Prieto has from the start sought simplicity, using common materials in a low-cost manufacturing process that can easily be scaled up. The company’s first product is not a full battery but a drop-in replacement copper foam anode that will replace graphite anodes in conventional batteries. In September Prieto announced a partnership with Intel that enables the startup to draw on the expertise of the chip maker’s Technology Manufacturing Group. Prieto’s first replacement anodes could be on the market by late 2016, says its founder, and a complete battery could follow by 2018.
There are, of course, other companies driving innovation in solid-state batteries. Sakti3 is working on solid-state lithium-ion batteries that are one-half to one-third the size of conventional systems, with the same energy storage capacity (see “A Breakthrough Battery Gets a Big Backer”). Seeo, a California-based startup focused on solid-state batteries with lithium-metal anodes, was recently acquired by Bosch, one of the auto industry’s major suppliers (see “A Prototype Battery Could Double the Range of Electric Cars”). Neither of these companies uses a 3-D foam architecture.
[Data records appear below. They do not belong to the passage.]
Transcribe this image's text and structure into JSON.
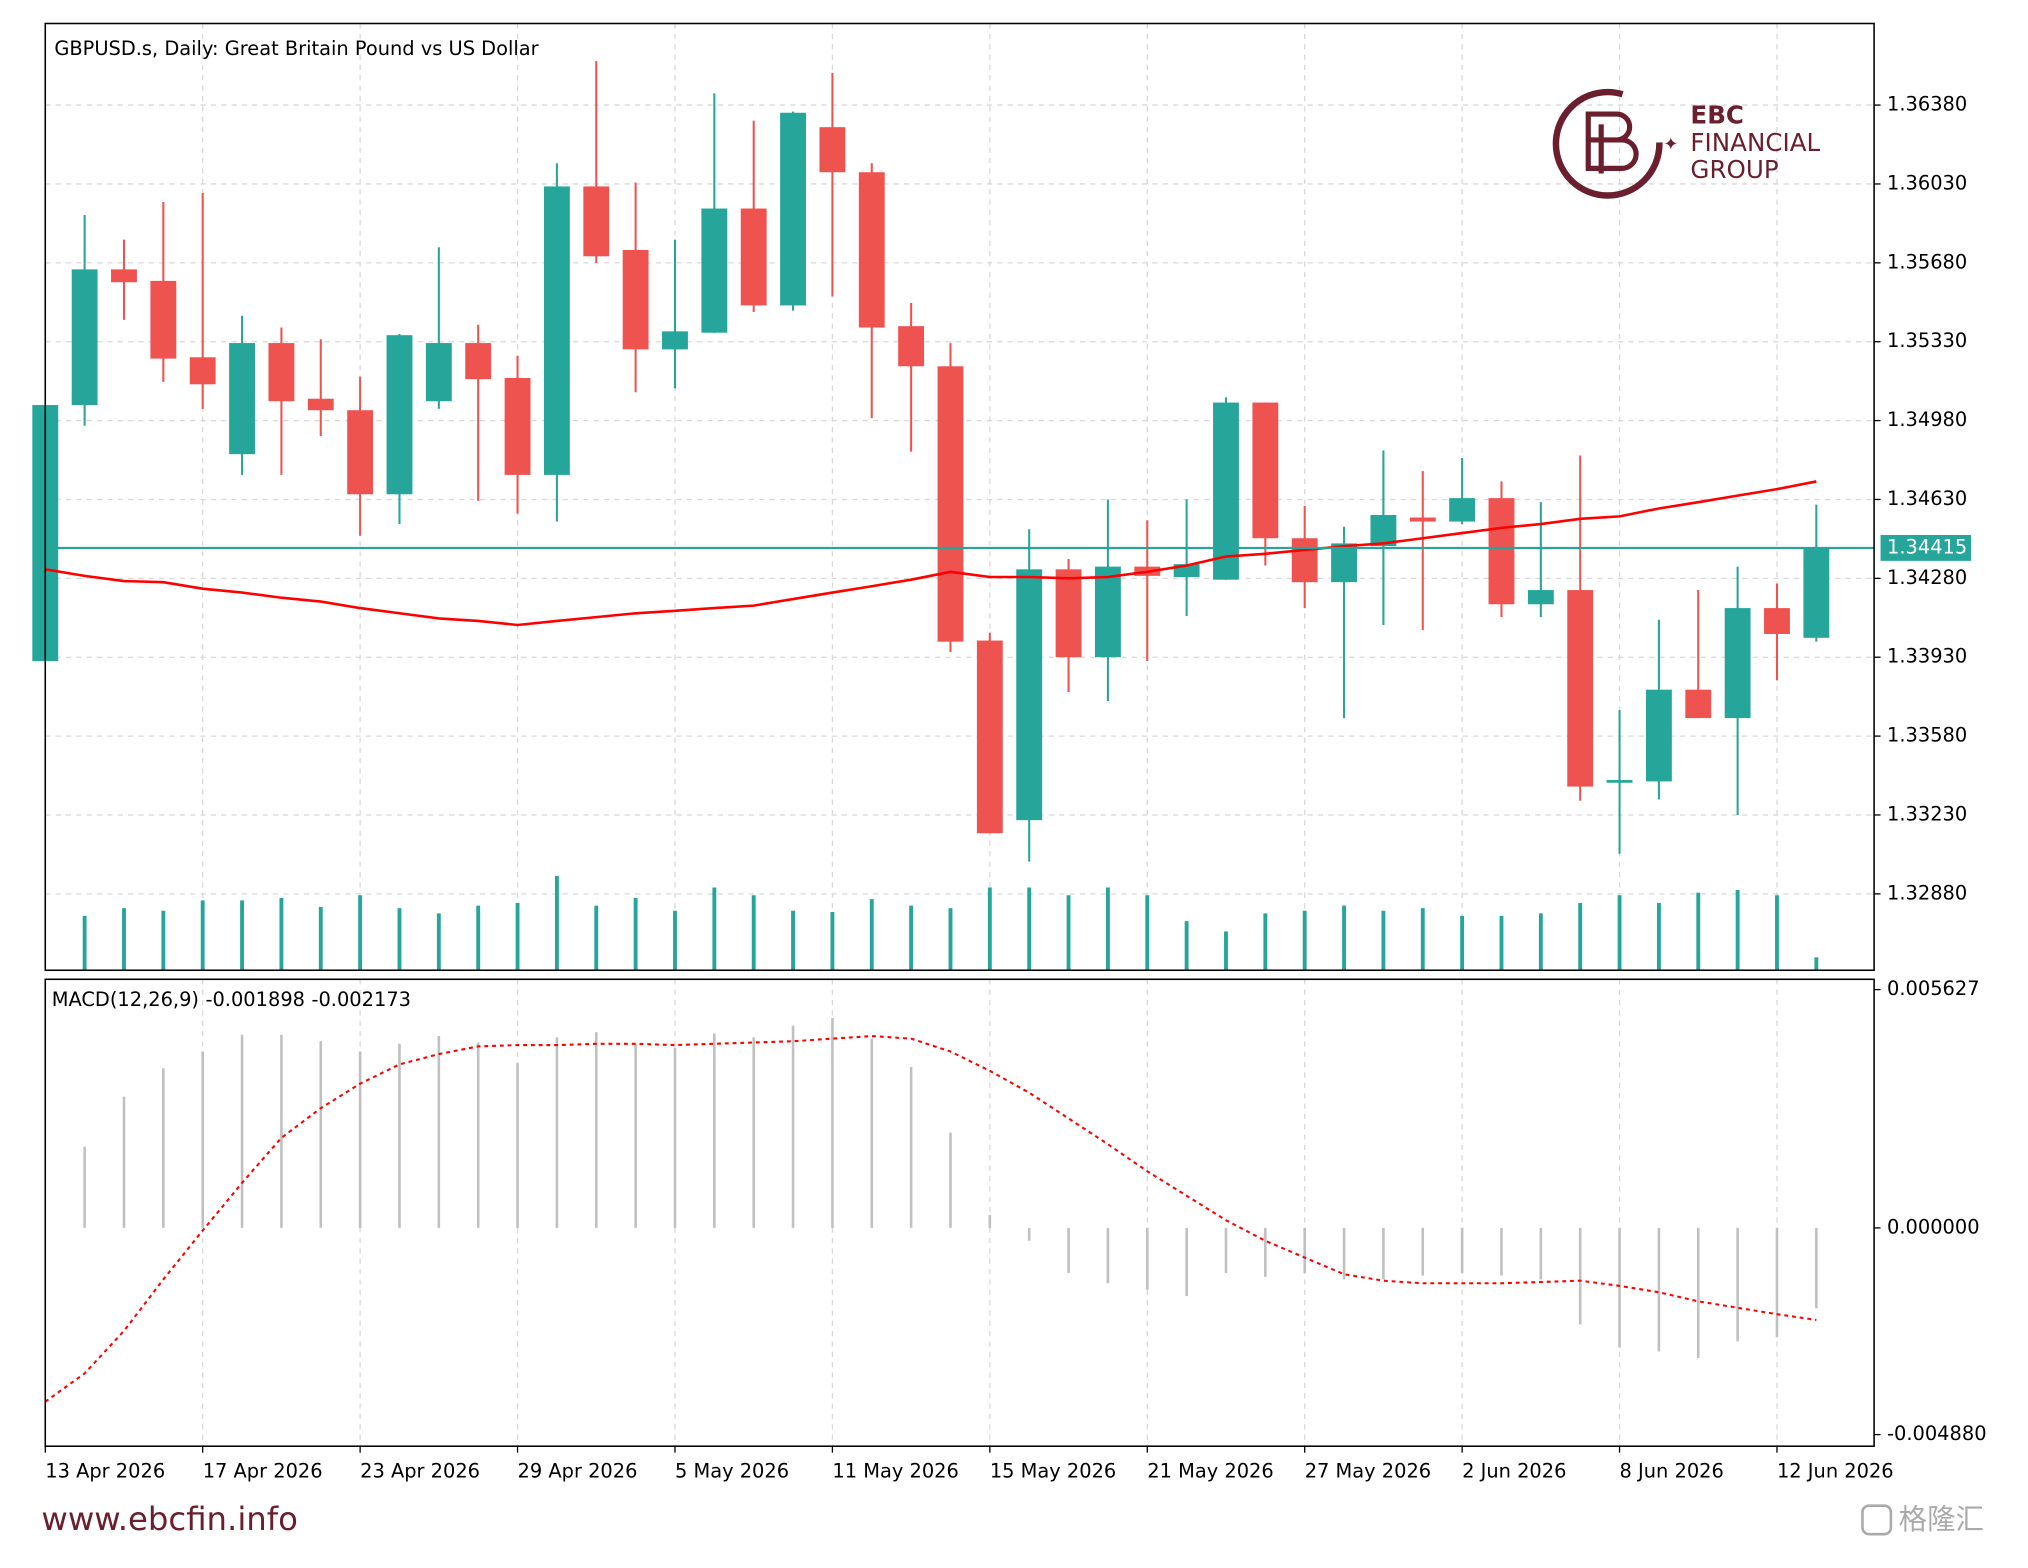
{
  "chart_data": {
    "type": "candlestick",
    "title": "GBPUSD.s, Daily:  Great Britain Pound vs US Dollar",
    "categories": [
      "13 Apr 2026",
      null,
      null,
      null,
      "17 Apr 2026",
      null,
      null,
      null,
      "23 Apr 2026",
      null,
      null,
      null,
      "29 Apr 2026",
      null,
      null,
      null,
      "5 May 2026",
      null,
      null,
      null,
      "11 May 2026",
      null,
      null,
      null,
      "15 May 2026",
      null,
      null,
      null,
      "21 May 2026",
      null,
      null,
      null,
      "27 May 2026",
      null,
      null,
      null,
      "2 Jun 2026",
      null,
      null,
      null,
      "8 Jun 2026",
      null,
      null,
      null,
      "12 Jun 2026",
      null
    ],
    "open": [
      1.33913,
      1.35049,
      1.35651,
      1.356,
      1.35261,
      1.34831,
      1.35324,
      1.35077,
      1.35026,
      1.34653,
      1.35066,
      1.35324,
      1.35169,
      1.34739,
      1.36019,
      1.35737,
      1.35296,
      1.3537,
      1.35921,
      1.35491,
      1.36282,
      1.36082,
      1.35399,
      1.35221,
      1.34004,
      1.33207,
      1.3432,
      1.3393,
      1.34332,
      1.34286,
      1.34274,
      1.3506,
      1.34458,
      1.34263,
      1.34423,
      1.3455,
      1.34532,
      1.34636,
      1.34165,
      1.34228,
      1.33373,
      1.33379,
      1.33786,
      1.3366,
      1.34148,
      1.34016
    ],
    "high": [
      1.35049,
      1.35892,
      1.35783,
      1.3595,
      1.3599,
      1.35445,
      1.35393,
      1.35341,
      1.35175,
      1.35364,
      1.35749,
      1.35405,
      1.35267,
      1.36122,
      1.36575,
      1.36036,
      1.35783,
      1.36432,
      1.36311,
      1.36351,
      1.36523,
      1.36122,
      1.35502,
      1.35324,
      1.34039,
      1.34498,
      1.34366,
      1.3463,
      1.34538,
      1.3463,
      1.35083,
      1.3506,
      1.34601,
      1.34509,
      1.34848,
      1.34756,
      1.34814,
      1.3471,
      1.34618,
      1.34825,
      1.33695,
      1.34096,
      1.34228,
      1.34332,
      1.34257,
      1.34607
    ],
    "low": [
      1.33913,
      1.34957,
      1.35427,
      1.35152,
      1.35032,
      1.34739,
      1.34739,
      1.34911,
      1.34469,
      1.34521,
      1.35032,
      1.34624,
      1.34567,
      1.34532,
      1.3568,
      1.35106,
      1.35123,
      1.3537,
      1.35462,
      1.35468,
      1.35531,
      1.34991,
      1.34842,
      1.33953,
      1.33149,
      1.33023,
      1.33775,
      1.33735,
      1.33913,
      1.34113,
      1.34274,
      1.34337,
      1.34148,
      1.3366,
      1.34073,
      1.3405,
      1.34521,
      1.34108,
      1.34108,
      1.33293,
      1.33058,
      1.33299,
      1.3366,
      1.3323,
      1.33827,
      1.33999
    ],
    "close": [
      1.35049,
      1.35651,
      1.35594,
      1.35255,
      1.35141,
      1.35324,
      1.35066,
      1.35026,
      1.34653,
      1.35359,
      1.35324,
      1.35164,
      1.34739,
      1.36019,
      1.35709,
      1.35296,
      1.35376,
      1.35921,
      1.35491,
      1.36346,
      1.36082,
      1.35393,
      1.35221,
      1.33999,
      1.33149,
      1.3432,
      1.3393,
      1.34332,
      1.34291,
      1.34343,
      1.3506,
      1.34458,
      1.34263,
      1.34435,
      1.34561,
      1.34532,
      1.34636,
      1.34165,
      1.34228,
      1.33356,
      1.33385,
      1.33786,
      1.3366,
      1.34148,
      1.34033,
      1.34415
    ],
    "up_color": "#26a69a",
    "down_color": "#ef5350",
    "moving_average": {
      "color": "#ff0000",
      "values": [
        1.3432,
        1.34291,
        1.34268,
        1.34263,
        1.34234,
        1.34217,
        1.34194,
        1.34177,
        1.34148,
        1.34125,
        1.34102,
        1.34091,
        1.34073,
        1.34091,
        1.34108,
        1.34125,
        1.34136,
        1.34148,
        1.34159,
        1.34188,
        1.34217,
        1.34245,
        1.34274,
        1.34309,
        1.34286,
        1.34286,
        1.3428,
        1.34286,
        1.34309,
        1.34337,
        1.34377,
        1.34389,
        1.34406,
        1.34423,
        1.34435,
        1.34458,
        1.34481,
        1.34504,
        1.34521,
        1.34544,
        1.34555,
        1.3459,
        1.34618,
        1.34647,
        1.34676,
        1.3471
      ]
    },
    "volume": {
      "color": "#26a69a",
      "values": [
        null,
        42,
        48,
        46,
        54,
        54,
        56,
        49,
        58,
        48,
        44,
        50,
        52,
        73,
        50,
        56,
        46,
        64,
        58,
        46,
        45,
        55,
        50,
        48,
        64,
        64,
        58,
        64,
        58,
        38,
        30,
        44,
        46,
        50,
        46,
        48,
        42,
        42,
        44,
        52,
        58,
        52,
        60,
        62,
        58,
        10
      ]
    },
    "ylim": [
      1.32541,
      1.36742
    ],
    "yticks": [
      {
        "value": 1.3638,
        "label": "1.36380"
      },
      {
        "value": 1.3603,
        "label": "1.36030"
      },
      {
        "value": 1.3568,
        "label": "1.35680"
      },
      {
        "value": 1.3533,
        "label": "1.35330"
      },
      {
        "value": 1.3498,
        "label": "1.34980"
      },
      {
        "value": 1.3463,
        "label": "1.34630"
      },
      {
        "value": 1.3428,
        "label": "1.34280"
      },
      {
        "value": 1.3393,
        "label": "1.33930"
      },
      {
        "value": 1.3358,
        "label": "1.33580"
      },
      {
        "value": 1.3323,
        "label": "1.33230"
      },
      {
        "value": 1.3288,
        "label": "1.32880"
      }
    ],
    "grid": true,
    "macd": {
      "title": "MACD(12,26,9)",
      "histogram_color": "#c0c0c0",
      "signal_color": "#ff0000",
      "histogram": [
        null,
        0.001915,
        0.003101,
        0.00377,
        0.004165,
        0.00456,
        0.00456,
        0.004408,
        0.004165,
        0.004347,
        0.00453,
        0.004378,
        0.003891,
        0.004499,
        0.004621,
        0.004347,
        0.004256,
        0.00459,
        0.004499,
        0.004773,
        0.004955,
        0.004469,
        0.0038,
        0.00225,
        0.000304,
        -0.000304,
        -0.001064,
        -0.001307,
        -0.001459,
        -0.001611,
        -0.001064,
        -0.001155,
        -0.001064,
        -0.001216,
        -0.001216,
        -0.001125,
        -0.001064,
        -0.001125,
        -0.001216,
        -0.00228,
        -0.002827,
        -0.002918,
        -0.00307,
        -0.002675,
        -0.002584,
        -0.001898
      ],
      "signal": [
        -0.004104,
        -0.003435,
        -0.002432,
        -0.001216,
        -6.1e-05,
        0.001064,
        0.002128,
        0.002827,
        0.003405,
        0.003861,
        0.004104,
        0.004286,
        0.004317,
        0.004317,
        0.004347,
        0.004347,
        0.004317,
        0.004347,
        0.004378,
        0.004408,
        0.004469,
        0.00453,
        0.004469,
        0.004165,
        0.003709,
        0.003192,
        0.002584,
        0.001976,
        0.001338,
        0.00076,
        0.000182,
        -0.000304,
        -0.000699,
        -0.001094,
        -0.001246,
        -0.001307,
        -0.001307,
        -0.001307,
        -0.001277,
        -0.001246,
        -0.001368,
        -0.00152,
        -0.001733,
        -0.001885,
        -0.002037,
        -0.002173
      ],
      "ylim": [
        -0.005154,
        0.00587
      ],
      "yticks": [
        0.005627,
        {
          "value": 0,
          "label": "0.000000"
        },
        {
          "value": -0.00488,
          "label": "-0.004880"
        }
      ]
    }
  },
  "branding": {
    "logo_line1": "EBC",
    "logo_line2": "FINANCIAL",
    "logo_line3": "GROUP",
    "website": "www.ebcfin.info",
    "watermark": "格隆汇"
  }
}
“We see the potential for Prieto’s technology to contribute to innovations in wearables, where solid-state batteries with high energy density could enable compelling new usages,” says Mark Pontarelli, the general manager of Intel’s internal business incubator. “The copper foam could be used to create batteries that precisely fill empty spaces in a design, providing more battery life without growing the size of the product.”
As Pontarelli indicates, the first applications are likely to be small—in wearable systems and consumer electronics, for instance—but there is no evident reason why foam batteries could not work in electric vehicles and, one day, grid-scale storage systems.